Hamas makes a case for cyber analysts’ use of behavioral analysis to predict cyberterrorist activity, as its clear goals to undermine Israel and the Palestinian Authority and challenge the Palestinian Liberation Organization’s (PLO) sole representation of the Palestinian people offer are obvious and consistent. Because the group never deviates from these objectives, it is easy to make basic assumptions about Hamas cyber activities and determine an unidentified threat group. Is this group solely targeting Israel, the PA, or the PLO, like ViperRAT or Arid Viper? Do operations occur between Sunday and Thursday, a typical work week followed by many Middle Eastern countries? Does the threat actor avoid operations beyond Israel’s borders that could alienate Hamas benefactors, like Qatar and Turkey? If yes, then it’s probably Hamas.
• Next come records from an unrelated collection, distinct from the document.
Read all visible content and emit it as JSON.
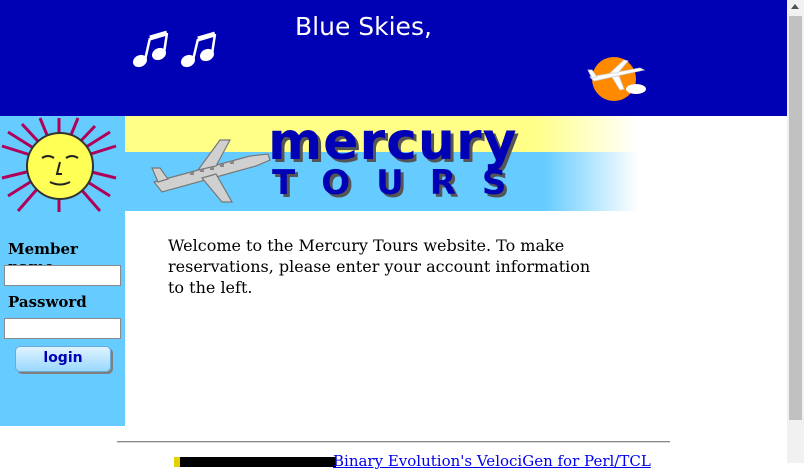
{
  "header": {
    "banner_text": "Blue Skies,",
    "notes_icon": "music-notes-icon",
    "plane_icon": "airplane-sun-icon"
  },
  "logo": {
    "title": "mercury",
    "subtitle": "TOURS"
  },
  "login": {
    "member_label": "Member name",
    "password_label": "Password",
    "username_value": "",
    "password_value": "",
    "button_label": "login"
  },
  "main": {
    "welcome_text": "Welcome to the Mercury Tours website. To make reservations, please enter your account information to the left."
  },
  "footer": {
    "link_text": "Binary Evolution's VelociGen for Perl/TCL"
  },
  "colors": {
    "banner_blue": "#0000b4",
    "sidebar_blue": "#66ccff",
    "logo_yellow": "#ffff88"
  }
}
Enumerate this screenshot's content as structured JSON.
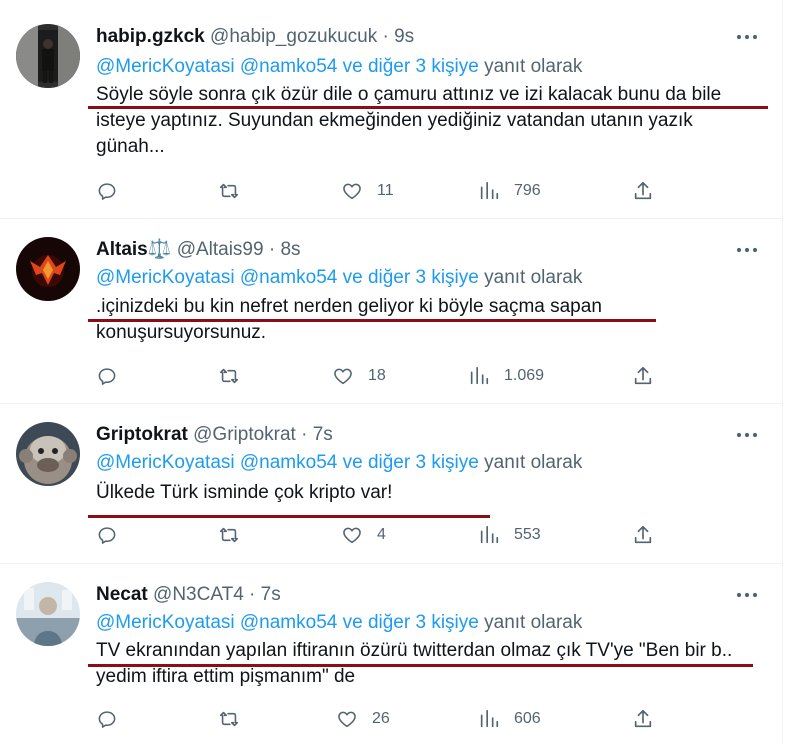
{
  "tweets": [
    {
      "name": "habip.gzkck",
      "handle": "@habip_gozukucuk",
      "dot": "·",
      "time": "9s",
      "mentions": "@MericKoyatasi @namko54  ve diğer 3 kişiye",
      "reply_suffix": "yanıt olarak",
      "text": "Söyle söyle sonra çık özür dile o çamuru attınız ve izi kalacak bunu da bile isteye yaptınız. Suyundan ekmeğinden yediğiniz vatandan utanın yazık günah...",
      "likes": "11",
      "views": "796"
    },
    {
      "name": "Altais⚖️",
      "handle": "@Altais99",
      "dot": "·",
      "time": "8s",
      "mentions": "@MericKoyatasi @namko54  ve diğer 3 kişiye",
      "reply_suffix": "yanıt olarak",
      "text": ".içinizdeki  bu kin nefret nerden geliyor ki böyle saçma sapan konuşursuyorsunuz.",
      "likes": "18",
      "views": "1.069"
    },
    {
      "name": "Griptokrat",
      "handle": "@Griptokrat",
      "dot": "·",
      "time": "7s",
      "mentions": "@MericKoyatasi @namko54  ve diğer 3 kişiye",
      "reply_suffix": "yanıt olarak",
      "text": "Ülkede Türk isminde çok kripto var!",
      "likes": "4",
      "views": "553"
    },
    {
      "name": "Necat",
      "handle": "@N3CAT4",
      "dot": "·",
      "time": "7s",
      "mentions": "@MericKoyatasi @namko54  ve diğer 3 kişiye",
      "reply_suffix": "yanıt olarak",
      "text": "TV ekranından yapılan iftiranın özürü twitterdan olmaz çık TV'ye \"Ben bir b.. yedim iftira ettim pişmanım\" de",
      "likes": "26",
      "views": "606"
    }
  ],
  "icons": {
    "reply": "reply-icon",
    "retweet": "retweet-icon",
    "like": "heart-icon",
    "views": "views-icon",
    "share": "share-icon",
    "more": "more-icon"
  },
  "colors": {
    "link": "#1d9bf0",
    "secondary_text": "#536471",
    "underline_annotation": "#8b0d18"
  }
}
Goals, Objectives = Intentions
The argument for understanding the mens rea of threat actors is not new, but cybersecurity analysts ignoring the usefulness of in-depth behavioral analysis often occurs due to a lack of time or resources. So, as new threat actors relentlessly crop up and efforts to contextualize new human-operated campaigns in the heavily saturated threat market falter, it is necessary to rely more heavily on long-term analysis.
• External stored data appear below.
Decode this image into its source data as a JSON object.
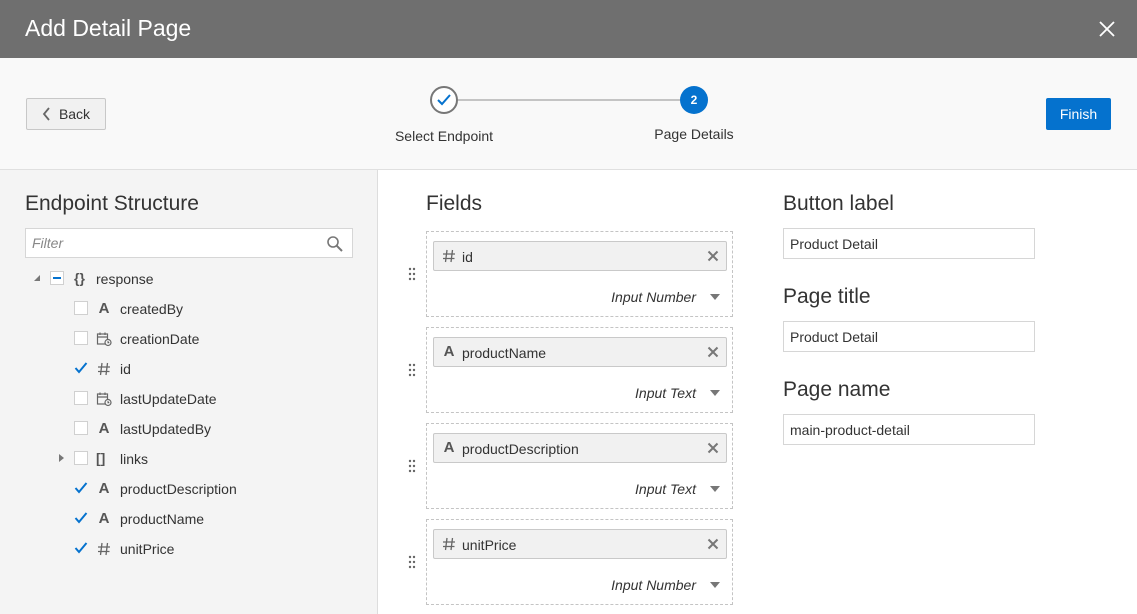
{
  "dialog": {
    "title": "Add Detail Page"
  },
  "toolbar": {
    "back_label": "Back",
    "finish_label": "Finish"
  },
  "steps": [
    {
      "label": "Select Endpoint",
      "state": "completed"
    },
    {
      "label": "Page Details",
      "number": "2",
      "state": "current"
    }
  ],
  "endpoint": {
    "heading": "Endpoint Structure",
    "filter_placeholder": "Filter",
    "root": {
      "label": "response",
      "icon": "braces-icon",
      "state": "partial"
    },
    "items": [
      {
        "label": "createdBy",
        "icon": "text-type-icon",
        "checked": false
      },
      {
        "label": "creationDate",
        "icon": "date-type-icon",
        "checked": false
      },
      {
        "label": "id",
        "icon": "number-type-icon",
        "checked": true
      },
      {
        "label": "lastUpdateDate",
        "icon": "date-type-icon",
        "checked": false
      },
      {
        "label": "lastUpdatedBy",
        "icon": "text-type-icon",
        "checked": false
      },
      {
        "label": "links",
        "icon": "array-type-icon",
        "checked": false,
        "expandable": true
      },
      {
        "label": "productDescription",
        "icon": "text-type-icon",
        "checked": true
      },
      {
        "label": "productName",
        "icon": "text-type-icon",
        "checked": true
      },
      {
        "label": "unitPrice",
        "icon": "number-type-icon",
        "checked": true
      }
    ]
  },
  "fields": {
    "heading": "Fields",
    "items": [
      {
        "name": "id",
        "icon": "number-type-icon",
        "input_type": "Input Number"
      },
      {
        "name": "productName",
        "icon": "text-type-icon",
        "input_type": "Input Text"
      },
      {
        "name": "productDescription",
        "icon": "text-type-icon",
        "input_type": "Input Text"
      },
      {
        "name": "unitPrice",
        "icon": "number-type-icon",
        "input_type": "Input Number"
      }
    ]
  },
  "settings": {
    "button_label": {
      "label": "Button label",
      "value": "Product Detail"
    },
    "page_title": {
      "label": "Page title",
      "value": "Product Detail"
    },
    "page_name": {
      "label": "Page name",
      "value": "main-product-detail"
    }
  },
  "colors": {
    "accent": "#0572ce",
    "header": "#6f6f6f",
    "panel": "#f4f4f4"
  }
}
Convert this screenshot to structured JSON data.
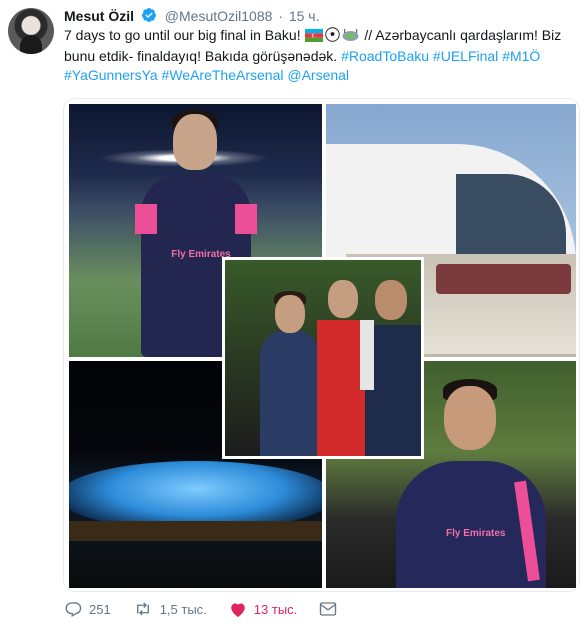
{
  "tweet": {
    "name": "Mesut Özil",
    "handle": "@MesutOzil1088",
    "separator": "·",
    "time": "15 ч.",
    "text_line1": "7 days to go until our big final in Baku!",
    "text_part2": "// Azərbaycanlı qardaşlarım! Biz bunu etdik- finaldayıq! Bakıda görüşənədək.",
    "hashtags": [
      "#RoadToBaku",
      "#UELFinal",
      "#M1Ö",
      "#YaGunnersYa",
      "#WeAreTheArsenal"
    ],
    "mention": "@Arsenal",
    "photo_texts": {
      "fly_emirates_1": "Fly Emirates",
      "fly_emirates_2": "Fly Emirates"
    }
  },
  "actions": {
    "reply_count": "251",
    "retweet_count": "1,5 тыс.",
    "like_count": "13 тыс."
  },
  "colors": {
    "link": "#1da1f2",
    "like": "#e0245e",
    "muted": "#657786"
  },
  "icons": [
    "verified-badge-icon",
    "reply-icon",
    "retweet-icon",
    "like-heart-icon",
    "direct-message-icon"
  ]
}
The goals and objectives of the group point to their intentions. What are the narratives that these individuals tell themselves about their history and mission? What are the grievances of the group and how do the tools at their disposal assist enhance capabilities? For Hamas, its mission to undermine Israel and the Palestinian Authority and challenge the Palestine Liberation Organization’s (PLO) standing as the “sole representative of the Palestinian people” is obvious and unwavering, which leads us to believe that its cyber attacks will be directed towards these specific organizations. The next step beyond that for cyber professionals is using probabilistic modeling and behavioral analysis before an attack even appears.
Complex but Crucial
Only a couple of years ago, security professionals at Microsoft applied a probabilistic graphical modeling framework for threat actor tracking and prediction of human-operated ransomware groups. With data collection and statistical and threat analysis, Microsoft stopped one ransomware attack in the middle of the campaign because of the company’s model that tracked threat actors, detected activity, and examined the attack. Researchers were able to attribute the activity to a specific actor and notify the targeted organization to stop the attack. Such tools are particularly relevant for analysts when extremist groups, like Hamas, continually operate with its goals and objectives at the forefront of its campaigns.
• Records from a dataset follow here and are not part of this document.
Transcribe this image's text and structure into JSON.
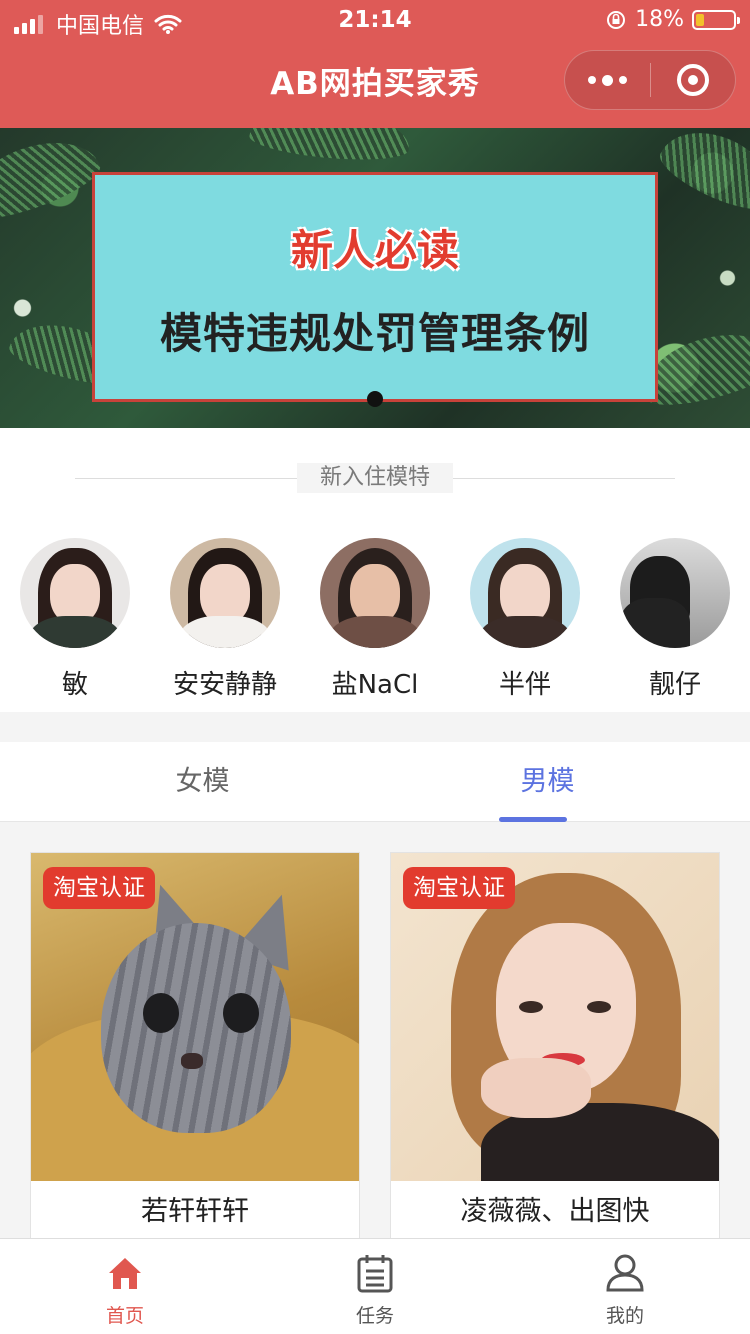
{
  "status_bar": {
    "carrier": "中国电信",
    "time": "21:14",
    "battery": "18%"
  },
  "header": {
    "title": "AB网拍买家秀"
  },
  "banner": {
    "subtitle": "新人必读",
    "title": "模特违规处罚管理条例"
  },
  "new_models": {
    "section_title": "新入住模特",
    "items": [
      {
        "name": "敏"
      },
      {
        "name": "安安静静"
      },
      {
        "name": "盐NaCl"
      },
      {
        "name": "半伴"
      },
      {
        "name": "靓仔"
      }
    ]
  },
  "tabs": [
    {
      "label": "女模",
      "active": false
    },
    {
      "label": "男模",
      "active": true
    }
  ],
  "cards": [
    {
      "badge": "淘宝认证",
      "name": "若轩轩轩"
    },
    {
      "badge": "淘宝认证",
      "name": "凌薇薇、出图快"
    }
  ],
  "bottom_nav": [
    {
      "label": "首页",
      "icon": "home-icon",
      "active": true
    },
    {
      "label": "任务",
      "icon": "task-icon",
      "active": false
    },
    {
      "label": "我的",
      "icon": "user-icon",
      "active": false
    }
  ],
  "colors": {
    "header": "#de5a57",
    "accent": "#5c73e0",
    "badge": "#e23b2e",
    "nav_active": "#e0574f"
  }
}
This level of threat actor tracking is complex and time-consuming, and this argument in no way erases the importance of active cybersecurity efforts in day to day operations. But combining statistical expertise, threat hunting, and vetting with the tactics, techniques, and procedures of cyber groups in today’s environment is the best tool for cybersecurity professionals to combat future extremist efforts. Once this is implemented, engaging in conversations with the public about extremist groups’ online presence and activity, including recruitment, funding scams, and disinformation, will help every internet user contribute to online security.